How to Find Clients and Market Your Freelance Business
If you are looking for flexibility in the way you work, or you are looking to leave the 9-5 world to work for yourself, freelancing is an ideal way to do so, and it is becoming even more popular in today’s world. Thanks to the incredible technology we now have available, it’s possible to begin freelancing from wherever you are, whether it’s from your own front room or while you are traveling the world. All you need is an internet connection and a way to build your client list.
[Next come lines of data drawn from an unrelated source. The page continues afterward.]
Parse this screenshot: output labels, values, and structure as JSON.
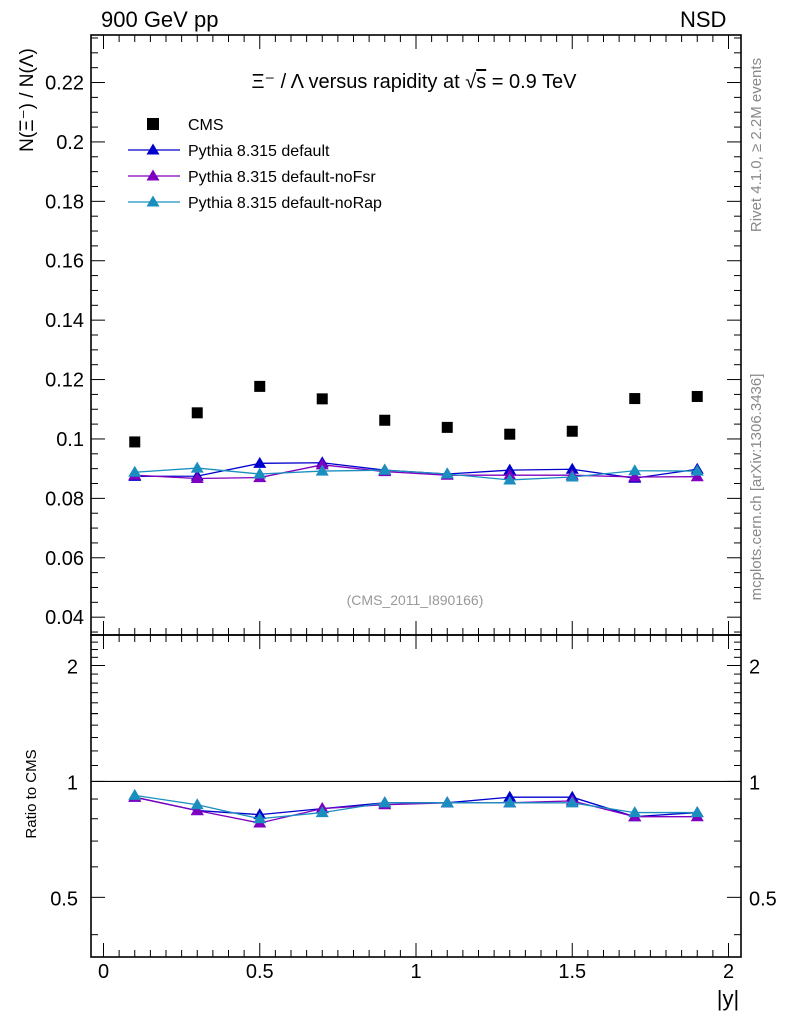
{
  "header": {
    "left": "900 GeV pp",
    "right": "NSD"
  },
  "side": {
    "rivet": "Rivet 4.1.0, ≥ 2.2M events",
    "mcplots": "mcplots.cern.ch [arXiv:1306.3436]"
  },
  "chart_data": {
    "type": "scatter",
    "title_prefix": "Ξ⁻ / Λ versus rapidity at ",
    "title_sqrt": "√",
    "title_s": "s",
    "title_suffix": " = 0.9 TeV",
    "analysis_id": "(CMS_2011_I890166)",
    "ylabel_main": "N(Ξ⁻)  / N(Λ)",
    "ylabel_ratio": "Ratio to CMS",
    "xlabel": "|y|",
    "xlim": [
      -0.04,
      2.04
    ],
    "main_ylim": [
      0.034,
      0.236
    ],
    "ratio_ylim": [
      0.35,
      2.4
    ],
    "x": [
      0.1,
      0.3,
      0.5,
      0.7,
      0.9,
      1.1,
      1.3,
      1.5,
      1.7,
      1.9
    ],
    "x_ticks": [
      {
        "v": 0,
        "label": "0"
      },
      {
        "v": 0.5,
        "label": "0.5"
      },
      {
        "v": 1,
        "label": "1"
      },
      {
        "v": 1.5,
        "label": "1.5"
      },
      {
        "v": 2,
        "label": "2"
      }
    ],
    "main_y_ticks": [
      {
        "v": 0.04,
        "label": "0.04"
      },
      {
        "v": 0.06,
        "label": "0.06"
      },
      {
        "v": 0.08,
        "label": "0.08"
      },
      {
        "v": 0.1,
        "label": "0.1"
      },
      {
        "v": 0.12,
        "label": "0.12"
      },
      {
        "v": 0.14,
        "label": "0.14"
      },
      {
        "v": 0.16,
        "label": "0.16"
      },
      {
        "v": 0.18,
        "label": "0.18"
      },
      {
        "v": 0.2,
        "label": "0.2"
      },
      {
        "v": 0.22,
        "label": "0.22"
      }
    ],
    "ratio_y_ticks": [
      {
        "v": 0.5,
        "label": "0.5"
      },
      {
        "v": 1,
        "label": "1"
      },
      {
        "v": 2,
        "label": "2"
      }
    ],
    "data": {
      "name": "CMS",
      "color": "#000000",
      "values": [
        0.099,
        0.1088,
        0.1177,
        0.1135,
        0.1063,
        0.1039,
        0.1016,
        0.1026,
        0.1136,
        0.1143
      ]
    },
    "series": [
      {
        "name": "Pythia 8.315 default",
        "color": "#0000cc",
        "values": [
          0.0874,
          0.0875,
          0.0918,
          0.092,
          0.0895,
          0.0882,
          0.0895,
          0.0898,
          0.0868,
          0.0898
        ],
        "ratio": [
          0.91,
          0.84,
          0.82,
          0.85,
          0.88,
          0.88,
          0.91,
          0.91,
          0.81,
          0.83
        ]
      },
      {
        "name": "Pythia 8.315 default-noFsr",
        "color": "#7f00bf",
        "values": [
          0.0878,
          0.0867,
          0.087,
          0.0913,
          0.089,
          0.0878,
          0.0878,
          0.0878,
          0.0872,
          0.0873
        ],
        "ratio": [
          0.91,
          0.84,
          0.78,
          0.85,
          0.87,
          0.88,
          0.88,
          0.89,
          0.81,
          0.81
        ]
      },
      {
        "name": "Pythia 8.315 default-noRap",
        "color": "#1a8fbf",
        "values": [
          0.0888,
          0.0902,
          0.0882,
          0.0892,
          0.0895,
          0.0882,
          0.0862,
          0.0872,
          0.0893,
          0.0892
        ],
        "ratio": [
          0.92,
          0.87,
          0.8,
          0.83,
          0.88,
          0.88,
          0.88,
          0.88,
          0.83,
          0.83
        ]
      }
    ]
  }
}
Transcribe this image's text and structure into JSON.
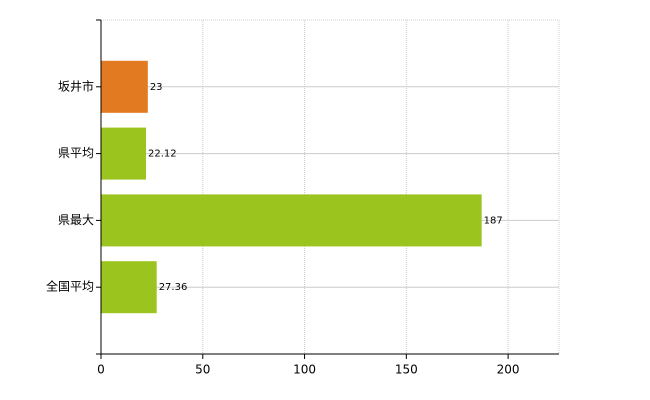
{
  "chart_data": {
    "type": "bar",
    "orientation": "horizontal",
    "categories": [
      "坂井市",
      "県平均",
      "県最大",
      "全国平均"
    ],
    "values": [
      23,
      22.12,
      187,
      27.36
    ],
    "colors": [
      "#e27a22",
      "#9cc41e",
      "#9cc41e",
      "#9cc41e"
    ],
    "xlim": [
      0,
      225
    ],
    "xticks": [
      0,
      50,
      100,
      150,
      200
    ],
    "grid": true
  }
}
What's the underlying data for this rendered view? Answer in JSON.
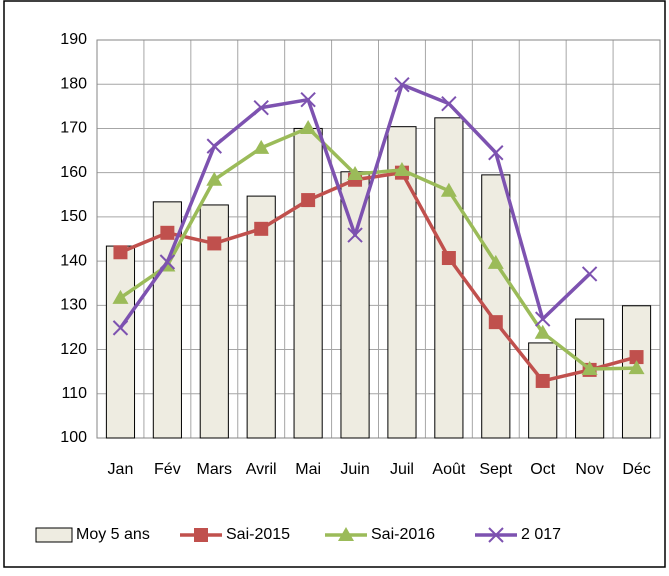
{
  "chart_data": {
    "type": "bar_line",
    "categories": [
      "Jan",
      "Fév",
      "Mars",
      "Avril",
      "Mai",
      "Juin",
      "Juil",
      "Août",
      "Sept",
      "Oct",
      "Nov",
      "Déc"
    ],
    "series": [
      {
        "name": "Moy 5 ans",
        "type": "bar",
        "color": "#eeece1",
        "values": [
          143.4,
          153.4,
          152.7,
          154.7,
          170,
          160.2,
          170.4,
          172.4,
          159.5,
          121.5,
          126.9,
          129.9
        ]
      },
      {
        "name": "Sai-2015",
        "type": "line",
        "marker": "square",
        "color": "#c0504d",
        "values": [
          142,
          146.4,
          144,
          147.3,
          153.8,
          158.4,
          160,
          140.7,
          126.2,
          112.9,
          115.4,
          118.3
        ]
      },
      {
        "name": "Sai-2016",
        "type": "line",
        "marker": "triangle",
        "color": "#9bbb59",
        "values": [
          131.7,
          139,
          158.4,
          165.6,
          170.1,
          159.7,
          160.6,
          155.9,
          139.6,
          123.8,
          115.6,
          115.8
        ]
      },
      {
        "name": "2 017",
        "type": "line",
        "marker": "x",
        "color": "#7d52b0",
        "values": [
          124.9,
          139.8,
          166,
          174.7,
          176.5,
          145.9,
          179.9,
          175.6,
          164.5,
          126.9,
          137.1,
          null
        ]
      }
    ],
    "ylim": [
      100,
      190
    ],
    "yticks": [
      100,
      110,
      120,
      130,
      140,
      150,
      160,
      170,
      180,
      190
    ],
    "grid": true,
    "legend": "bottom"
  }
}
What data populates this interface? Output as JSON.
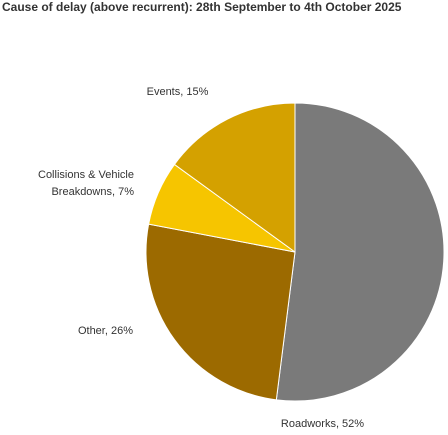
{
  "chart_data": {
    "type": "pie",
    "title": "Cause of delay (above recurrent): 28th September to 4th October 2025",
    "categories": [
      "Roadworks, 52%",
      "Other, 26%",
      "Collisions & Vehicle Breakdowns, 7%",
      "Events, 15%"
    ],
    "values": [
      52,
      26,
      7,
      15
    ],
    "colors": [
      "#7a7a7a",
      "#9c6a00",
      "#f6c500",
      "#d4a100"
    ]
  }
}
However, two of the biggest struggles freelancers have are marketing themselves and finding new clients. For those who are just on the verge of giving up your day job and setting out on your own, it is something you need to think about carefully before taking the plunge. If you can’t find new clients, your freelance business is going to be dead in the water. It might seem like a daunting, challenging task, but it’s much easier than you think. There are clients out there waiting for you. You just need to work out how to find them, connect with them and convince them to pay for your services. Sounds pretty easy when it’s put like that. If you’re still not convinced, here are some tips.
Identify Your Target Audience
Before you can start any kind of marketing, you need to be clear about what you are selling and who you want to sell it to. If you know your market, it will be much easier to sell your business. Discovering your target audience will require undertaking market research, and it may be worthwhile to create a persona of the ideal client. For example, you may be a talented copywriter, but you prefer to work on a range of topics rather than one set specialty.
Therefore, identifying the type of writing you have expertise in will help you determine your target audience. Your target audience may be geographically set, perhaps you prefer to travel to clients, so they will need to be somewhat close to where you are located, rather than halfway across the globe.
Once you’ve decided on the audience, you can start to create a marketing strategy. How will you contact potential clients? Will you approach them directly or will an email campaign work more effectively? Are you going to need promotional material? Any marketing expenses will need to be included if you are creating a business plan with costings to ensure you start off on the right foot, with the correct capital saved and ready to use.
Create an Online Presence
In today’s business world, it is vital for you to have an online presence. Long gone are the days of word of mouth. Today’s prospective clients will be looking for services like yours online. A website is a must, and it should be professional and optimised. There are many online tools which can help create a website, but if your budget allows, you can also employ an expert website designer. If you need help financing building your own website, you can learn more here about a range of loans which are available to help you fund your freelance business. As well as a website, it will also be of benefit if you write a regular blog. A blog is a great way of becoming an industry influencer, promoting your business and creating a strong brand image. If you are a copywriter, a blog is the place to build a portfolio to show potential clients what you can do, and what you can do best.
Social Media is Free Advertising
Twitter and Facebook are useful for more than selfies, foodie images and keeping in touch with friends. They are great networking channels for connecting with clients or customers. Best of all, they’re both free. It will depend, however, on your business and expertise on which social media platform to use. For example, Instagram is ideal for photographers, where they can showcase their best work for all to see, inspiring potential clients to get in touch. Twitter is perfect for connecting with fellow freelancers, allowing you to build your professional network effectively. However, for a truly professional social media account, LinkedIn is the place to be; it is ideal for connecting with clients and displaying your experience for all to see.
Set Yourself Goals and Deadlines
You might have some fancy idea of where you want to be in ten years time, but you need to break this down into more achievable goals. For example, when are you going to start marketing your business? Do you plan to send out a selection of promotional emails in the spring? If these are in your plan, think about a deadline you can set and make sure you write it all down. Try and be as detailed as possible in your task list as this will help your productivity.
When you begin your freelancing business, you also need to ensure you can stick to the deadlines your clients have set. After all, you will quickly lose business, and your reputation, if you can’t deliver work on time. It’s vital, especially when building a loyal client list, that you are realistic with what you can do. If you can’t complete 5,000-word articles by the next day, you need to be honest with your client. They will appreciate your honesty, and they may even be able to work around your schedule. However, it’s a fine line when you are beginning to take on enough work to be successful and build a client list, while not burning out and taking on too much to handle. It’s up to you to find this balance and do so quickly.
There’s going to be a lot of footwork before your first client contacts you. Nobody will know anything about you unless you bring your services to their attention. You could start with family and friends as they will provide vital support if nothing else. Just remember, the more people know about your business, the better chance you have of hooking a new client.